Avere a che fare con la Pubblica Amministrazione fa schifo.
Quasi sempre.

Code interminabili, difficoltà a reperire le corrette informazioni, rimbalzi da un ufficio all’altro senza soluzione di continuità.
Ma soprattutto SCARTOFFIE. Fogli, firme, timbri, carta, fotocopie.

Un incubo.

C’è una flebile luce di speranza però: lo SPID (no, non è droga…)

Partiamo dall’acronimo.
SPID significa “Sistema Pubblico di Identità Digitale” ed è una figata.
Una delle poche volte in cui mi sento di fare un plauso all’Amministrazione Pubblica.

Con lo SPID puoi accedere a molti servizi online messi a disposizione dagli enti della PA, con un solo login. Uno solo.

Hai capito bene.
Ti verranno rilasciati username e una password che potrai usare in moltissimi siti della PA, dal portale INPS, al servizio asili nido del tuo Comune per l’iscrizione di tuo figlio, passando per la pletora di servizi online dell’Agenzia delle Entrate (fatturazione elettronica compresa!)

Come ottengo le credenziali SPID?

La scelta dell’AGID è stata quella di esternalizzare i servizi di rilascio delle credenziali di cui ti ho appena parlato.

Ovvero, dovrai scegliere fra tutta una serie di fornitori del servizio SPID (vedi la pagina con la lista degli spacciatori di SPID! 😊) e completare un processo online di registrazione dei tuoi dati, al termine del quale sarà necessario un riconoscimento.
Questo è essenziale perché c’è bisogno che qualcuno certifichi che username e password siano rilasciate al “Mario Rossi” di turno, con una firma, un viso, un corpo.

Il riconoscimento può avvenire in diversi modi:

  • Di persona
  • Via Webcam
  • Attraverso l’uso della tessera sanitaria nazionale opportunamente abilitata
  • Attraverso carte d’identità elettroniche 3.0 (quelle senza banda ottica sul retro, per capirsi)
  • Attraverso l’uso della firma digitale (se hai una smart card)
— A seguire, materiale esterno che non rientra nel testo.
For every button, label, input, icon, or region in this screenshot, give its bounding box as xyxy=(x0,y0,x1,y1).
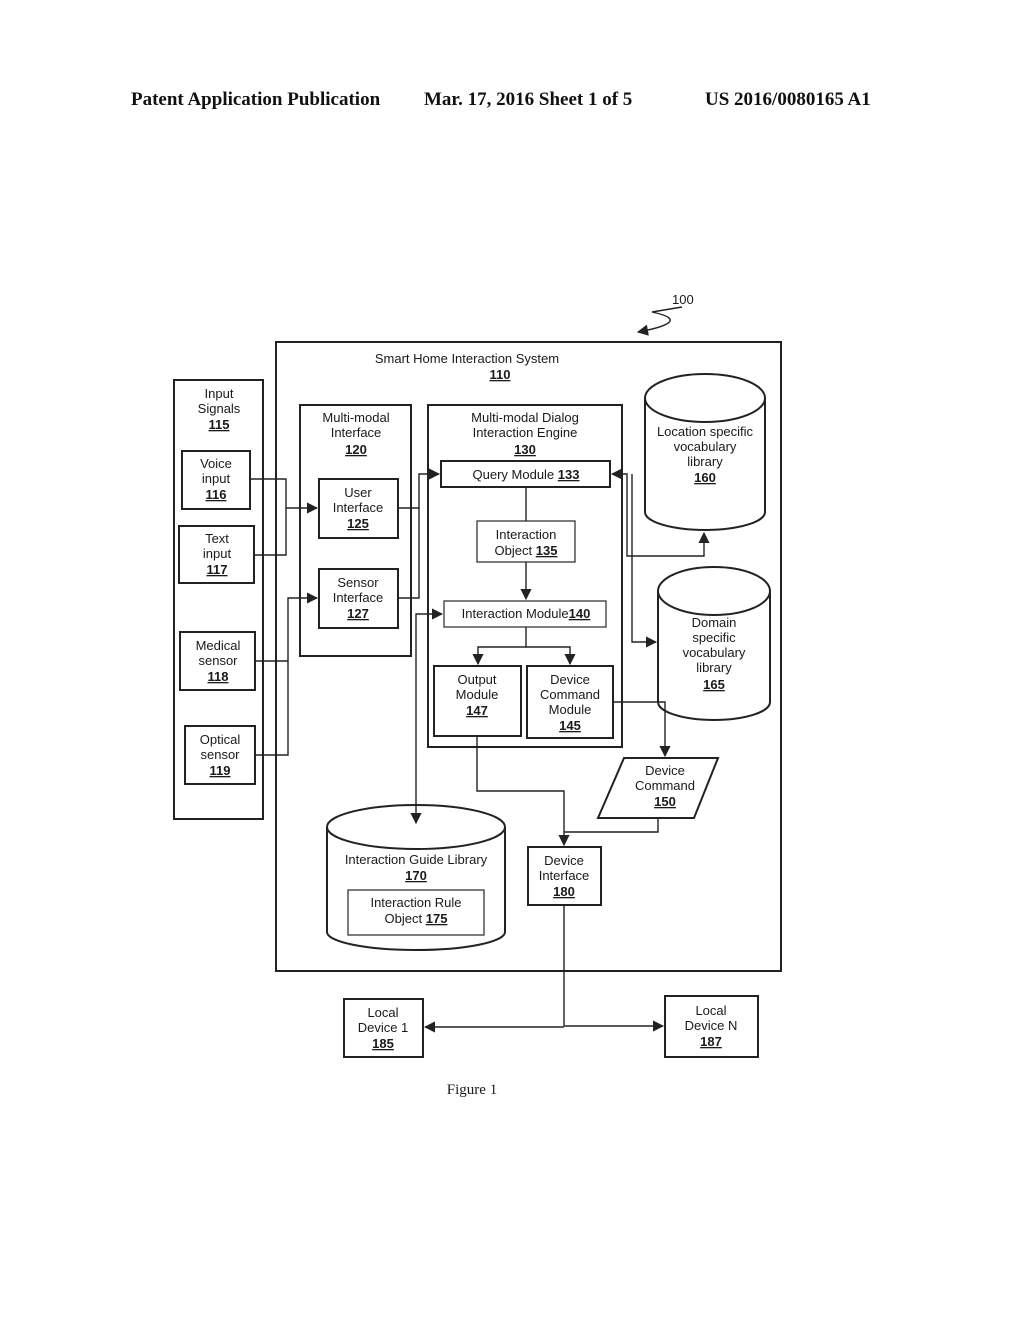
device-command-ref: 150 xyxy=(654,794,676,809)
sensor-interface-line-2: Interface xyxy=(333,590,384,605)
local-device-n-line-2: Device N xyxy=(685,1018,738,1033)
device-command-module-ref: 145 xyxy=(559,718,581,733)
system-diagram: 100 Smart Home Interaction System 110 In… xyxy=(173,292,782,1098)
user-interface-line-1: User xyxy=(344,485,372,500)
local-device-1-line-1: Local xyxy=(367,1005,398,1020)
device-command-line-1: Device xyxy=(645,763,685,778)
domain-library-line-3: vocabulary xyxy=(683,645,746,660)
location-library-ref: 160 xyxy=(694,470,716,485)
figure-caption: Figure 1 xyxy=(447,1082,497,1098)
sensor-interface-line-1: Sensor xyxy=(337,575,379,590)
engine-title-1: Multi-modal Dialog xyxy=(471,410,579,425)
optical-sensor-line-1: Optical xyxy=(200,732,241,747)
domain-library-line-1: Domain xyxy=(692,615,737,630)
location-library-top xyxy=(644,373,766,423)
device-command-module-line-1: Device xyxy=(550,672,590,687)
text-input-line-1: Text xyxy=(205,531,229,546)
output-module-line-1: Output xyxy=(457,672,496,687)
voice-input-ref: 116 xyxy=(206,487,227,502)
output-module-ref: 147 xyxy=(466,703,488,718)
output-module-line-2: Module xyxy=(456,687,499,702)
text-input-line-2: input xyxy=(203,546,232,561)
multimodal-interface-title-1: Multi-modal xyxy=(322,410,389,425)
voice-input-line-1: Voice xyxy=(200,456,232,471)
multimodal-interface-title-2: Interface xyxy=(331,425,382,440)
figure-ref-label: 100 xyxy=(672,292,694,307)
local-device-1-ref: 185 xyxy=(372,1036,394,1051)
medical-sensor-line-2: sensor xyxy=(198,653,238,668)
device-command-module-line-2: Command xyxy=(540,687,600,702)
query-module-label: Query Module 133 xyxy=(473,467,580,482)
user-interface-line-2: Interface xyxy=(333,500,384,515)
sensor-interface-ref: 127 xyxy=(347,606,369,621)
medical-sensor-ref: 118 xyxy=(208,669,229,684)
device-command-module-line-3: Module xyxy=(549,702,592,717)
local-device-1-line-2: Device 1 xyxy=(358,1020,409,1035)
domain-library-line-4: library xyxy=(696,660,732,675)
device-command-line-2: Command xyxy=(635,778,695,793)
medical-sensor-line-1: Medical xyxy=(196,638,241,653)
location-library-line-3: library xyxy=(687,454,723,469)
optical-sensor-ref: 119 xyxy=(210,763,231,778)
location-library-line-2: vocabulary xyxy=(674,439,737,454)
multimodal-interface-ref: 120 xyxy=(345,442,367,457)
user-interface-ref: 125 xyxy=(347,516,369,531)
device-interface-line-2: Interface xyxy=(539,868,590,883)
figure-ref-arrow xyxy=(636,306,683,336)
text-input-ref: 117 xyxy=(207,562,228,577)
rule-object-line-2: Object 175 xyxy=(385,911,448,926)
rule-object-line-1: Interaction Rule xyxy=(370,895,461,910)
local-device-n-ref: 187 xyxy=(700,1034,722,1049)
device-interface-ref: 180 xyxy=(553,884,575,899)
domain-library-top xyxy=(657,566,771,616)
interaction-object-line-1: Interaction xyxy=(496,527,557,542)
domain-library-ref: 165 xyxy=(703,677,725,692)
voice-input-line-2: input xyxy=(202,471,231,486)
engine-title-2: Interaction Engine xyxy=(473,425,578,440)
input-signals-ref: 115 xyxy=(209,417,230,432)
local-device-n-line-1: Local xyxy=(695,1003,726,1018)
input-signals-title-2: Signals xyxy=(198,401,241,416)
guide-library-ref: 170 xyxy=(405,868,427,883)
input-signals-title-1: Input xyxy=(205,386,234,401)
system-title: Smart Home Interaction System xyxy=(375,351,559,366)
interaction-module-label: Interaction Module140 xyxy=(462,606,591,621)
guide-library-label: Interaction Guide Library xyxy=(345,852,488,867)
engine-ref: 130 xyxy=(514,442,536,457)
optical-sensor-line-2: sensor xyxy=(200,747,240,762)
location-library-line-1: Location specific xyxy=(657,424,754,439)
device-interface-line-1: Device xyxy=(544,853,584,868)
interaction-object-line-2: Object 135 xyxy=(495,543,558,558)
system-ref: 110 xyxy=(490,367,511,382)
domain-library-line-2: specific xyxy=(692,630,736,645)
Nei primi due casi (in particolare per il servizio di riconoscimento via webcam) i fornitori chiederanno molto spesso un sovraprezzo.

Negli ultimi tre casi ti sarà necessario un lettore di smart card USB da attaccare al tuo PC.

Fai attenzione che l’uso della tessera sanitaria nazionale richiede un’abilitazione. Serve infatti una tessera sanitaria resa operativa e attiva. Questo servizio è spesso svolto dalle farmacie abilitate. Guarda il sito della tua Regione per avere maggiori informazioni.

Come funziona lo SPID?

Ogni volta che un servizio della PA abilitato allo SPID ti richiederà un login vedrai la possibilità di utilizzare la tua identità digitale.

Per farlo troverai un pulsante come questo che vedi sotto: sarà sufficiente cliccarci sopra per venire reindirizzato ad una pagina di login in cui dovrai inserire username e password creati in registrazione.

Ecco come funziona lo SPID…

Ma ovviamente non basta solo il login!
Sarebbe troppo poco considerato ciò che potresti fare con le credenziali rubate ad un altro.

Quello che non ti ho detto prima è che in fase di registrazione e rilascio credenziali da parte di un fornitore di SPID, ti verrà chiesta la modalità di autenticazione che  userai ad ogni richiesta d’uso di servizi online della PA.

Esistono diverse possibilità:

  • Scaricare un’app che genera un codice OTP che cambia ogni 30 secondi
  • Farti inviare un generatore di codice OTP fisico che cambia ogni 30 secondi
  • Usare una smart card collegata ad un lettore sul tuo PC

Cosa posso fare con lo SPID?

Sempre più enti pubblici stanno entrando a far parte dei servizi accessibili tramite SPID

Sulla pagina ‘Dove puoi usare lo SPID‘ del sito ufficiale trovi un elenco esaustivo, ti invito a farci un giro per renderti conto delle diverse possibilità che potrebbero interessarti.

Sulle FAQ del sito ufficiale SPID trovi anche tante altre informazioni su Come funziona lo SPID.